One man's dream is good news for Union Station.

Pie in the Sky 

One man's dream is good news for Union Station.

Page 3 of 3

A couple of years ago, you'd go to Union Station in the middle of the day and find an empty cavern — great for gazing at the gorgeous ceiling but depressing in its very expensive deadness. Go to Union Station in the middle of the day now and you'll still see yellow buses full of schoolchildren who have been kidnapped and hauled to Science City. There's a good chance you might also see a crowd. People doing business at the post office. Old guys in overalls and railroad caps — train enthusiasts who volunteer at the museum — eating at the Union Café. Business types in expensive suits heading to power lunches at the high-end Pierpont's. Shoppers at the station's gift store, buying T-shirts and books and other reminders of the days when Union Station really was the heart of America and travelers from all over the country flowed through its arteries.

Go there on a snowy Saturday before Christmas, and you'll see families swarming a model train display that fills one end of the station's Grand Hall — a living postcard of a holiday ritual that we all thought was long gone.

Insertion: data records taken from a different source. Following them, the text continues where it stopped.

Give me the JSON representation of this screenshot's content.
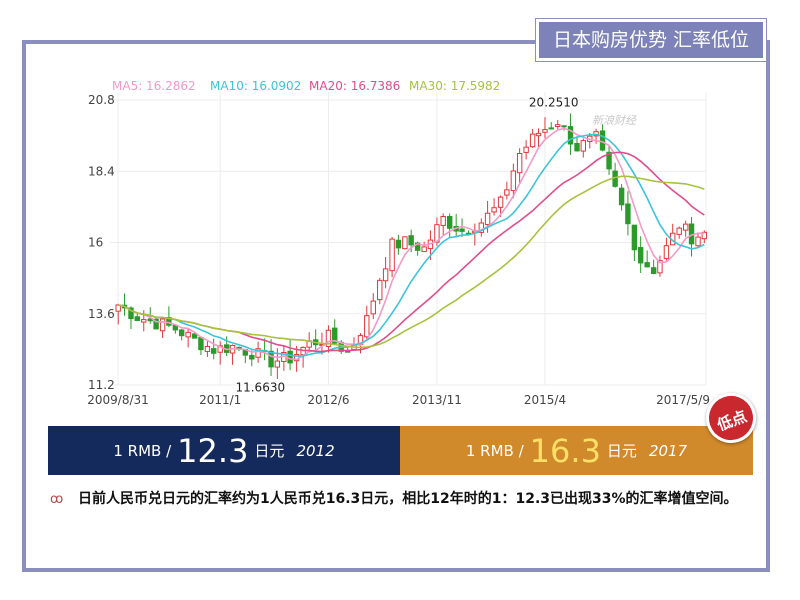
{
  "header": {
    "title": "日本购房优势  汇率低位"
  },
  "watermark": "新浪财经",
  "chart_data": {
    "type": "candlestick",
    "legend": [
      {
        "name": "MA5: 16.2862",
        "color": "#f29ac8"
      },
      {
        "name": "MA10: 16.0902",
        "color": "#3cc4d8"
      },
      {
        "name": "MA20: 16.7386",
        "color": "#e04d8c"
      },
      {
        "name": "MA30: 17.5982",
        "color": "#a7c23c"
      }
    ],
    "y_ticks": [
      "20.8",
      "18.4",
      "16",
      "13.6",
      "11.2"
    ],
    "y_tick_values": [
      20.8,
      18.4,
      16,
      13.6,
      11.2
    ],
    "ylim": [
      11.2,
      20.8
    ],
    "x_ticks": [
      "2009/8/31",
      "2011/1",
      "2012/6",
      "2013/11",
      "2015/4",
      "2017/5/9"
    ],
    "x_tick_dates": [
      "2009-08-31",
      "2011-01-01",
      "2012-06-01",
      "2013-11-01",
      "2015-04-01",
      "2017-05-09"
    ],
    "annotations": [
      {
        "text": "20.2510",
        "value": 20.251,
        "date": "2015-06-01"
      },
      {
        "text": "11.6630",
        "value": 11.663,
        "date": "2011-10-15"
      }
    ],
    "up_color": "#e0383a",
    "down_color": "#2a9a2a",
    "close_series": [
      [
        "2009-09-01",
        13.9
      ],
      [
        "2009-12-01",
        13.5
      ],
      [
        "2010-03-01",
        13.3
      ],
      [
        "2010-06-01",
        13.1
      ],
      [
        "2010-09-01",
        12.7
      ],
      [
        "2010-12-01",
        12.4
      ],
      [
        "2011-03-01",
        12.5
      ],
      [
        "2011-06-01",
        12.3
      ],
      [
        "2011-09-01",
        12.0
      ],
      [
        "2011-12-01",
        12.1
      ],
      [
        "2012-03-01",
        12.6
      ],
      [
        "2012-06-01",
        12.8
      ],
      [
        "2012-09-01",
        12.3
      ],
      [
        "2012-12-01",
        13.4
      ],
      [
        "2013-02-01",
        14.8
      ],
      [
        "2013-04-01",
        15.9
      ],
      [
        "2013-06-01",
        16.0
      ],
      [
        "2013-09-01",
        15.8
      ],
      [
        "2013-12-01",
        16.8
      ],
      [
        "2014-03-01",
        16.4
      ],
      [
        "2014-06-01",
        16.7
      ],
      [
        "2014-09-01",
        17.3
      ],
      [
        "2014-12-01",
        19.0
      ],
      [
        "2015-03-01",
        19.7
      ],
      [
        "2015-06-01",
        20.1
      ],
      [
        "2015-09-01",
        19.2
      ],
      [
        "2015-12-01",
        19.5
      ],
      [
        "2016-02-01",
        18.3
      ],
      [
        "2016-04-01",
        17.2
      ],
      [
        "2016-07-01",
        15.4
      ],
      [
        "2016-09-01",
        15.1
      ],
      [
        "2016-11-01",
        15.8
      ],
      [
        "2017-01-01",
        16.6
      ],
      [
        "2017-03-01",
        16.2
      ],
      [
        "2017-05-01",
        16.3
      ]
    ]
  },
  "strip_left": {
    "prefix": "1 RMB /",
    "value": "12.3",
    "unit": "日元",
    "year": "2012"
  },
  "strip_right": {
    "prefix": "1 RMB /",
    "value": "16.3",
    "unit": "日元",
    "year": "2017"
  },
  "badge": "低点",
  "note": {
    "icon": "ꝏ",
    "text": "日前人民币兑日元的汇率约为1人民币兑16.3日元，相比12年时的1：12.3已出现33%的汇率增值空间。"
  }
}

And over in one corner, the choir from an inner-city high school singing Christmas carols will make you weep.

Union Station's getting better. I'm not talking about the numbers, because the place may never pay for itself. (Its utility bills alone are a million bucks a year.) After the station's restoration, consultants wrecked the place with their lame ideas and inflated numbers. Everyone knew it just needed an infusion of genuine Kansas City spirit from regular Kansas City folks.

That's the other reason I'm willing to believe in Richard Cargo.